I am an emeritus professor from Cornell University and was a Commissioned Lay Preacher in the Presbyterian Church (USA). For many years I have followed the Daily Lectionary as printed in the Mission Yearbook of my church. For each day of a two-year cycle, the lectionary lists four psalms and three other scriptural passages--usually one from the Old Testament and two from the New Testament. My practice is to copy down a verse or two from one of the psalms and from each of the other three passages. After I have written out all four selections, I reflect upon them, rearrange their order, and incorporate them into a meditation. Sometimes I retain much of the original wording; sometimes all that remains of a selection is an idea that was stimulated when I read the original words. All selections are from the New Revised Standard Version of the Bible. For the Daily Lectionary, see the link below.

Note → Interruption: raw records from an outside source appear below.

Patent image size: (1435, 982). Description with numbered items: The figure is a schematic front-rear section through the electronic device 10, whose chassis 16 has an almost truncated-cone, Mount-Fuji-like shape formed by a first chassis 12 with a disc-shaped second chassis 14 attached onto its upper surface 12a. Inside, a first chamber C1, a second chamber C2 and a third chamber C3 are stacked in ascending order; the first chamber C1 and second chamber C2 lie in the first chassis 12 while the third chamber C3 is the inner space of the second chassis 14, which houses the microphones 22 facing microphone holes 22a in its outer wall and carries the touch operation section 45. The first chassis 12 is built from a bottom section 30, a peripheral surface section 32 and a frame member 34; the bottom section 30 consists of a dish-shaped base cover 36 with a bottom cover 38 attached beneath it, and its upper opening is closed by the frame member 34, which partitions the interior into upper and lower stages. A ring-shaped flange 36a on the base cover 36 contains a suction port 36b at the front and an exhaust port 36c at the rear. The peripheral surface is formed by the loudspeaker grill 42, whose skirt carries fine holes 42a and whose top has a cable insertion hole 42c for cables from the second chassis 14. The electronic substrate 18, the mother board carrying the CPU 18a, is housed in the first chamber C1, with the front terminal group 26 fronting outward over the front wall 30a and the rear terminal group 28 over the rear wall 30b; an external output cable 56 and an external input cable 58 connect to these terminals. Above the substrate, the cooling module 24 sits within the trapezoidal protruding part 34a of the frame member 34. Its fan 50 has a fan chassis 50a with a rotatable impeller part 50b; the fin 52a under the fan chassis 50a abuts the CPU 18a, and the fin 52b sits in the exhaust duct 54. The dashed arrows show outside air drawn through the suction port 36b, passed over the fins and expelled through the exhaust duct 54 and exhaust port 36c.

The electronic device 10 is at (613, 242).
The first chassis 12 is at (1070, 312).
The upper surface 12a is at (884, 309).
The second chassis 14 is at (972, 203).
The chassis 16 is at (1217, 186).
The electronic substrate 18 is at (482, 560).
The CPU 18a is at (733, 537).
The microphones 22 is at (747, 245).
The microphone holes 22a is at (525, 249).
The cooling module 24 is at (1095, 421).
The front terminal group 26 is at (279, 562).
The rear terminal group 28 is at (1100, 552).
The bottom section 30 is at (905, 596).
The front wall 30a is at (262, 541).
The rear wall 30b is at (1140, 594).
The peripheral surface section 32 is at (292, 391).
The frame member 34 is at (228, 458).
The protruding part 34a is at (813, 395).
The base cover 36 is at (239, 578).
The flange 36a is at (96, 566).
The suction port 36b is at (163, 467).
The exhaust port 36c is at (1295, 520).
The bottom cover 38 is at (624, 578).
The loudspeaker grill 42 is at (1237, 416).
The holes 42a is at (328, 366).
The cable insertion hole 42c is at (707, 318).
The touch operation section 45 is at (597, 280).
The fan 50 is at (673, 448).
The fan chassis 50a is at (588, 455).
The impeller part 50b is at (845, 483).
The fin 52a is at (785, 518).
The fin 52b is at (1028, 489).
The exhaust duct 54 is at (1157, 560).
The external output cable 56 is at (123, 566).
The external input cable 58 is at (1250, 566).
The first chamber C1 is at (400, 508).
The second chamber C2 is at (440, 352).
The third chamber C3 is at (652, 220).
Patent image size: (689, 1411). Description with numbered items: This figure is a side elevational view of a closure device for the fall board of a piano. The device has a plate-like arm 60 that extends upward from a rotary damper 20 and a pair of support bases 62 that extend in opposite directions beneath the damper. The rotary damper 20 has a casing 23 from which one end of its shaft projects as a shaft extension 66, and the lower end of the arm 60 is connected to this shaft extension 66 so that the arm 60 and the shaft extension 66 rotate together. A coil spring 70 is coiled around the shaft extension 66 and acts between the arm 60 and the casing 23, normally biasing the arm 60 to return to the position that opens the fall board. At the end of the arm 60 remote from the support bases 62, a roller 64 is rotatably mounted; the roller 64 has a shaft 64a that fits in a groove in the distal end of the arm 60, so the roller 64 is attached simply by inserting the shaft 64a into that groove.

Why We Sing for Joy--May 6, 2017


Every day brings new reasons to sing for joy--
a friend who survives potential tragedy,
visitors arrive to relate good news,
the beauty of your creation--
but today I rejoice
because you sent Jesus,
and that he came not to call
the righteous, but sinners
to repentance, for I am
one of them.

Lectionary Readings
Ps. 92; 149; 23; 114
Dan. 6:16-28
3 John 1-15
Luke 5:27-39  

Selected Verses
Ps. 92:4
For you, O LORD, have made me glad by your work;
          at the works of your hands I sing for joy.

Dan. 6:23
Then the king was exceedingly glad and commanded that Daniel be taken up out of the den. 

3 John 3
I was overjoyed when some of the friends arrived and testified to your faithfulness to the truth, namely how you walk in the truth. 

Luke 5:31
Jesus answered [the complaints of the scribes and Pharisees], "Those who are well have no need of a physician, but those who are sick; I have come to call not the righteous but sinners to repentance."